A group representing the adult entertainment industry has threatened a lawsuit if it were to pass the legislature and be signed into law. The ACLU of Utah has said it has concerns with the bill.

The bill faced scrutiny during a debate on the House floor from Democrats, who questioned if it would be effective. House Minority Leader Brian King, D-Salt Lake City, questioned if what is obscene to one person is provocative to another.

Republicans in the House rallied around the bill. Rep. Travis Seegmiller, R-St. George, questioned why anyone would vote against the bill. Others noted how prevalent pornography has become and its impact on families.

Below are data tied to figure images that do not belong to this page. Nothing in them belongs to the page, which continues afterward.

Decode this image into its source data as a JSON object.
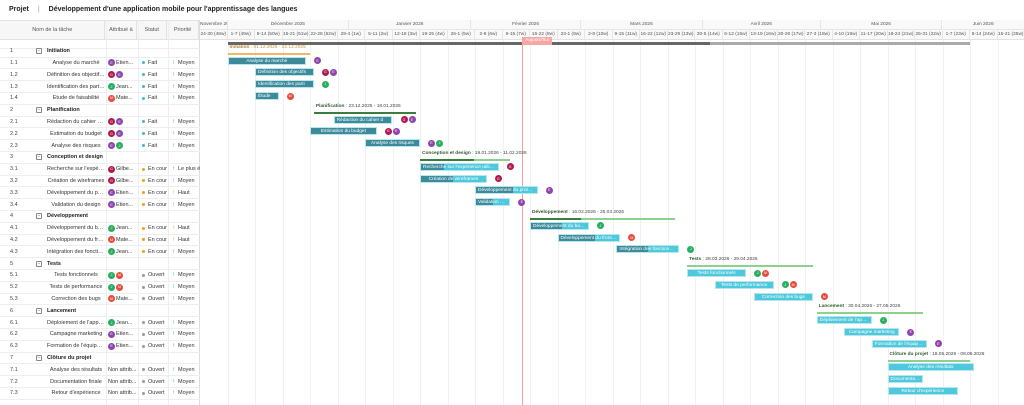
{
  "header": {
    "section": "Projet",
    "title": "Développement d'une application mobile pour l'apprentissage des langues"
  },
  "table_headers": {
    "name": "Nom de la tâche",
    "assignee": "Attribué à",
    "status": "Statut",
    "priority": "Priorité"
  },
  "timeline": {
    "months": [
      {
        "label": "Novembre 2025",
        "start": "2025-11-24",
        "end": "2025-12-01"
      },
      {
        "label": "Décembre 2025",
        "start": "2025-12-01",
        "end": "2026-01-01"
      },
      {
        "label": "Janvier 2026",
        "start": "2026-01-01",
        "end": "2026-02-01"
      },
      {
        "label": "Février 2026",
        "start": "2026-02-01",
        "end": "2026-03-01"
      },
      {
        "label": "Mars 2026",
        "start": "2026-03-01",
        "end": "2026-04-01"
      },
      {
        "label": "Avril 2026",
        "start": "2026-04-01",
        "end": "2026-05-01"
      },
      {
        "label": "Mai 2026",
        "start": "2026-05-01",
        "end": "2026-06-01"
      },
      {
        "label": "Juin 2026",
        "start": "2026-06-01",
        "end": "2026-06-22"
      }
    ],
    "weeks": [
      "24-30 (48w)",
      "1-7 (49w)",
      "8-14 (50w)",
      "15-21 (51w)",
      "22-28 (52w)",
      "29-4 (1w)",
      "5-11 (2w)",
      "12-18 (3w)",
      "19-25 (4w)",
      "26-1 (5w)",
      "2-8 (6w)",
      "9-15 (7w)",
      "16-22 (8w)",
      "23-1 (9w)",
      "2-8 (10w)",
      "9-15 (11w)",
      "16-22 (12w)",
      "23-29 (13w)",
      "30-5 (14w)",
      "6-12 (15w)",
      "13-19 (16w)",
      "20-26 (17w)",
      "27-3 (18w)",
      "4-10 (19w)",
      "11-17 (20w)",
      "18-24 (21w)",
      "25-31 (22w)",
      "1-7 (23w)",
      "8-14 (24w)",
      "15-21 (25w)"
    ],
    "origin": "2025-11-24",
    "today": "2026-02-14",
    "today_label": "Aujourd'hui",
    "project": {
      "start": "2025-12-01",
      "end": "2026-06-08",
      "progress": 0.65
    }
  },
  "people": {
    "E": {
      "initial": "E",
      "color": "#8e44ad"
    },
    "G": {
      "initial": "G",
      "color": "#b0194f"
    },
    "J": {
      "initial": "J",
      "color": "#27ae60"
    },
    "M": {
      "initial": "M",
      "color": "#e74c3c"
    }
  },
  "statuses": {
    "Fait": "#3bb5d9",
    "En cour": "#f39c12",
    "Ouvert": "#999999"
  },
  "priorities": {
    "Moyen": {
      "color": "#27ae60",
      "icon": "arrow-up"
    },
    "Haut": {
      "color": "#f39c12",
      "icon": "arrow-up"
    },
    "Le plus élevé": {
      "color": "#e74c3c",
      "icon": "arrow-up"
    }
  },
  "rows": [
    {
      "id": "1",
      "name": "Initiation",
      "section": true,
      "start": "2025-12-01",
      "end": "2025-12-22",
      "progress": 1,
      "color": "#f0b862"
    },
    {
      "id": "1.1",
      "name": "Analyse du marché",
      "assignees": [
        "E"
      ],
      "assignee_text": "Etien...",
      "status": "Fait",
      "priority": "Moyen",
      "start": "2025-12-01",
      "end": "2025-12-21",
      "progress": 1
    },
    {
      "id": "1.2",
      "name": "Définition des objectifs du projet",
      "assignees": [
        "G",
        "E"
      ],
      "assignee_text": "",
      "status": "Fait",
      "priority": "Moyen",
      "start": "2025-12-08",
      "end": "2025-12-23",
      "progress": 1
    },
    {
      "id": "1.3",
      "name": "Identification des parties prenantes",
      "assignees": [
        "J"
      ],
      "assignee_text": "Jean...",
      "status": "Fait",
      "priority": "Moyen",
      "start": "2025-12-08",
      "end": "2025-12-23",
      "progress": 1
    },
    {
      "id": "1.4",
      "name": "Étude de faisabilité",
      "assignees": [
        "M"
      ],
      "assignee_text": "Mate...",
      "status": "Fait",
      "priority": "Moyen",
      "start": "2025-12-08",
      "end": "2025-12-14",
      "progress": 1
    },
    {
      "id": "2",
      "name": "Planification",
      "section": true,
      "start": "2025-12-23",
      "end": "2026-01-18",
      "progress": 1
    },
    {
      "id": "2.1",
      "name": "Rédaction du cahier des charges",
      "assignees": [
        "G",
        "E"
      ],
      "assignee_text": "",
      "status": "Fait",
      "priority": "Moyen",
      "start": "2025-12-28",
      "end": "2026-01-12",
      "progress": 1
    },
    {
      "id": "2.2",
      "name": "Estimation du budget",
      "assignees": [
        "G",
        "E"
      ],
      "assignee_text": "",
      "status": "Fait",
      "priority": "Moyen",
      "start": "2025-12-22",
      "end": "2026-01-08",
      "progress": 1
    },
    {
      "id": "2.3",
      "name": "Analyse des risques",
      "assignees": [
        "E",
        "J"
      ],
      "assignee_text": "",
      "status": "Fait",
      "priority": "Moyen",
      "start": "2026-01-05",
      "end": "2026-01-19",
      "progress": 1
    },
    {
      "id": "3",
      "name": "Conception et design",
      "section": true,
      "start": "2026-01-19",
      "end": "2026-02-11",
      "progress": 0.6
    },
    {
      "id": "3.1",
      "name": "Recherche sur l'expérience utilisateur",
      "assignees": [
        "G"
      ],
      "assignee_text": "Gilbe...",
      "status": "En cour",
      "priority": "Le plus élevé",
      "start": "2026-01-19",
      "end": "2026-02-08",
      "progress": 0.3
    },
    {
      "id": "3.2",
      "name": "Création de wireframes",
      "assignees": [
        "G"
      ],
      "assignee_text": "Gilbe...",
      "status": "En cour",
      "priority": "Moyen",
      "start": "2026-01-19",
      "end": "2026-02-05",
      "progress": 0.5
    },
    {
      "id": "3.3",
      "name": "Développement du prototype",
      "assignees": [
        "E"
      ],
      "assignee_text": "Etien...",
      "status": "En cour",
      "priority": "Haut",
      "start": "2026-02-02",
      "end": "2026-02-18",
      "progress": 0.6
    },
    {
      "id": "3.4",
      "name": "Validation du design",
      "assignees": [
        "E"
      ],
      "assignee_text": "Etien...",
      "status": "En cour",
      "priority": "Moyen",
      "start": "2026-02-02",
      "end": "2026-02-11",
      "progress": 0.5
    },
    {
      "id": "4",
      "name": "Développement",
      "section": true,
      "start": "2026-02-16",
      "end": "2026-03-25",
      "progress": 0.35
    },
    {
      "id": "4.1",
      "name": "Développement du backend",
      "assignees": [
        "J"
      ],
      "assignee_text": "Jean...",
      "status": "En cour",
      "priority": "Haut",
      "start": "2026-02-16",
      "end": "2026-03-03",
      "progress": 0.55
    },
    {
      "id": "4.2",
      "name": "Développement du frontend",
      "assignees": [
        "M"
      ],
      "assignee_text": "Mate...",
      "status": "En cour",
      "priority": "Haut",
      "start": "2026-02-23",
      "end": "2026-03-11",
      "progress": 0.6
    },
    {
      "id": "4.3",
      "name": "Intégration des fonctionnalités",
      "assignees": [
        "J"
      ],
      "assignee_text": "Jean...",
      "status": "En cour",
      "priority": "Moyen",
      "start": "2026-03-10",
      "end": "2026-03-26",
      "progress": 0.5
    },
    {
      "id": "5",
      "name": "Tests",
      "section": true,
      "start": "2026-03-28",
      "end": "2026-04-29",
      "progress": 0
    },
    {
      "id": "5.1",
      "name": "Tests fonctionnels",
      "assignees": [
        "J",
        "M"
      ],
      "assignee_text": "",
      "status": "Ouvert",
      "priority": "Moyen",
      "start": "2026-03-28",
      "end": "2026-04-12",
      "progress": 0
    },
    {
      "id": "5.2",
      "name": "Tests de performance",
      "assignees": [
        "J",
        "M"
      ],
      "assignee_text": "",
      "status": "Ouvert",
      "priority": "Moyen",
      "start": "2026-04-04",
      "end": "2026-04-19",
      "progress": 0
    },
    {
      "id": "5.3",
      "name": "Correction des bugs",
      "assignees": [
        "M"
      ],
      "assignee_text": "Mate...",
      "status": "Ouvert",
      "priority": "Moyen",
      "start": "2026-04-14",
      "end": "2026-04-29",
      "progress": 0
    },
    {
      "id": "6",
      "name": "Lancement",
      "section": true,
      "start": "2026-04-30",
      "end": "2026-05-27",
      "progress": 0
    },
    {
      "id": "6.1",
      "name": "Déploiement de l'application",
      "assignees": [
        "J"
      ],
      "assignee_text": "Jean...",
      "status": "Ouvert",
      "priority": "Moyen",
      "start": "2026-04-30",
      "end": "2026-05-14",
      "progress": 0
    },
    {
      "id": "6.2",
      "name": "Campagne marketing",
      "assignees": [
        "E"
      ],
      "assignee_text": "Etien...",
      "status": "Ouvert",
      "priority": "Moyen",
      "start": "2026-05-07",
      "end": "2026-05-21",
      "progress": 0
    },
    {
      "id": "6.3",
      "name": "Formation de l'équipe support",
      "assignees": [
        "E"
      ],
      "assignee_text": "Etien...",
      "status": "Ouvert",
      "priority": "Moyen",
      "start": "2026-05-14",
      "end": "2026-05-28",
      "progress": 0
    },
    {
      "id": "7",
      "name": "Clôture du projet",
      "section": true,
      "start": "2026-05-18",
      "end": "2026-06-08",
      "progress": 0
    },
    {
      "id": "7.1",
      "name": "Analyse des résultats",
      "assignees": [],
      "assignee_text": "Non attrib...",
      "status": "Ouvert",
      "priority": "Moyen",
      "start": "2026-05-18",
      "end": "2026-06-09",
      "progress": 0
    },
    {
      "id": "7.2",
      "name": "Documentation finale",
      "assignees": [],
      "assignee_text": "Non attrib...",
      "status": "Ouvert",
      "priority": "Moyen",
      "start": "2026-05-18",
      "end": "2026-05-27",
      "progress": 0
    },
    {
      "id": "7.3",
      "name": "Retour d'expérience",
      "assignees": [],
      "assignee_text": "Non attrib...",
      "status": "Ouvert",
      "priority": "Moyen",
      "start": "2026-05-18",
      "end": "2026-06-05",
      "progress": 0
    }
  ]
}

"This is an attempt to draw a line. This is an attempt to draw the line at the highest possible point where it is difficult to prove, but if you can prove it, it has a real consequence with real enforcement," said Rep. Brammer. "I think it will make a difference. It will not solve every problem out there related to obscenity, it will not stop all obscenity, but it will move the ball down the field."

The bill passed 60-12 and now goes to the Senate for consideration.